Ex-services Association Calls For PoW Art To Be Saved For The Nation

By David Prudames | 01 March 2002

Left: Punishment, Jack Chalker

A senior representative of the Far-Eastern Prisoner of War Association of London has called for a collection of drawings and paintings by a former Japanese PoW to be kept together and in this country.

The collection of over 100 paintings and drawings by Jack Chalker depict the suffering of his fellow prisoners and will be sold by Bonhams auctioneers next month where they are expected to raise over £80,000.

Celia Pease, editor of the Far-Eastern PoW Association of London newsletter said: "Personally, I regret seeing the collection go up for sale because it would be split up. It should be kept together as a whole collection."

Right: Two working men, Kanyu River Camp, Jack Chalker

Mr Chalker, 83, was a wartime student at the Royal College of Art in London when he was sent to reinforce the Singapore garrison. Taken prisoner in 1942 alongside 137,000 others, he was sent to work on the notorious Burma railway, later called the railway of death.

Suffering from dysentery and dengue fever, Mr Chalker spent two and a half years in a hospital camp where he documented the experiences of his comrades.

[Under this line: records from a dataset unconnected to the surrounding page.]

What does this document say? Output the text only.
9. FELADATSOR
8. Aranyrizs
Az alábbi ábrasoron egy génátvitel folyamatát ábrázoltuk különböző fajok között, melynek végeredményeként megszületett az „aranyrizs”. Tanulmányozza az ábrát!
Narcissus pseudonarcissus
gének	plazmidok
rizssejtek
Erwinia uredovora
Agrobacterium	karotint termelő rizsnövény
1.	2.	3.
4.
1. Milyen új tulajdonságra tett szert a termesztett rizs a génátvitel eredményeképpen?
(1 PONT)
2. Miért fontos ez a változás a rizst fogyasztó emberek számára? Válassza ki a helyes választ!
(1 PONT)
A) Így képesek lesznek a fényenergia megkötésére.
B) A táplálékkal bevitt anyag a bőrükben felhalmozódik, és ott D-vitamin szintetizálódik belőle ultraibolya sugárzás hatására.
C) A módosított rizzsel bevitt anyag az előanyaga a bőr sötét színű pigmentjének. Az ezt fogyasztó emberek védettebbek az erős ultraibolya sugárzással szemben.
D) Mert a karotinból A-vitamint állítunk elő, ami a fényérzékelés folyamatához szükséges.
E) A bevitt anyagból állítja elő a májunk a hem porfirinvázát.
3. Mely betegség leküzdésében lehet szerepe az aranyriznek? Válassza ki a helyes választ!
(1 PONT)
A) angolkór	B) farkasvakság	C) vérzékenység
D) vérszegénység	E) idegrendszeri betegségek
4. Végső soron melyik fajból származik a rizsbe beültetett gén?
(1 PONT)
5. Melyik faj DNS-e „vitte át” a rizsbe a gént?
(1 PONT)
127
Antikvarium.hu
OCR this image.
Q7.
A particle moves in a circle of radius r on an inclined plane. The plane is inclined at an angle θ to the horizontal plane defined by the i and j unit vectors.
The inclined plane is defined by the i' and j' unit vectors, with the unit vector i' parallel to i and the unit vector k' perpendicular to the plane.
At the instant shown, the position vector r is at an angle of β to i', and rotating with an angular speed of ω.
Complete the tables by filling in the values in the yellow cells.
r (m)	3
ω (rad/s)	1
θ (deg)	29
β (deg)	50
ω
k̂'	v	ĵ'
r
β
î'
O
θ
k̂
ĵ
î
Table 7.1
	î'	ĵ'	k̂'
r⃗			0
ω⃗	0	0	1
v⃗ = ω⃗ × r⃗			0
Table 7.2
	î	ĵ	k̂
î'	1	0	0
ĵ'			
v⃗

As well as studies of medical equipment and tropical ulcers his work depicts prisoners punished and struck down by disease.

Greg Segal from the Department for Culture Media and Sport said: "I can't say at this stage, it's a bit early to discuss an export ban." He added: "Assuming they were bought for export, they could be brought for review," confirming that if the collection met with the department's criteria, steps would be taken towards placing an export ban on it.

A spokesperson from the Imperial War Museum said there was "no intention" of purchasing the collection for its archive.

Commenting that Jack Chalker had every right to sell, Mrs Pease said of the collection: "It is part of our heritage, it is shame to split it up."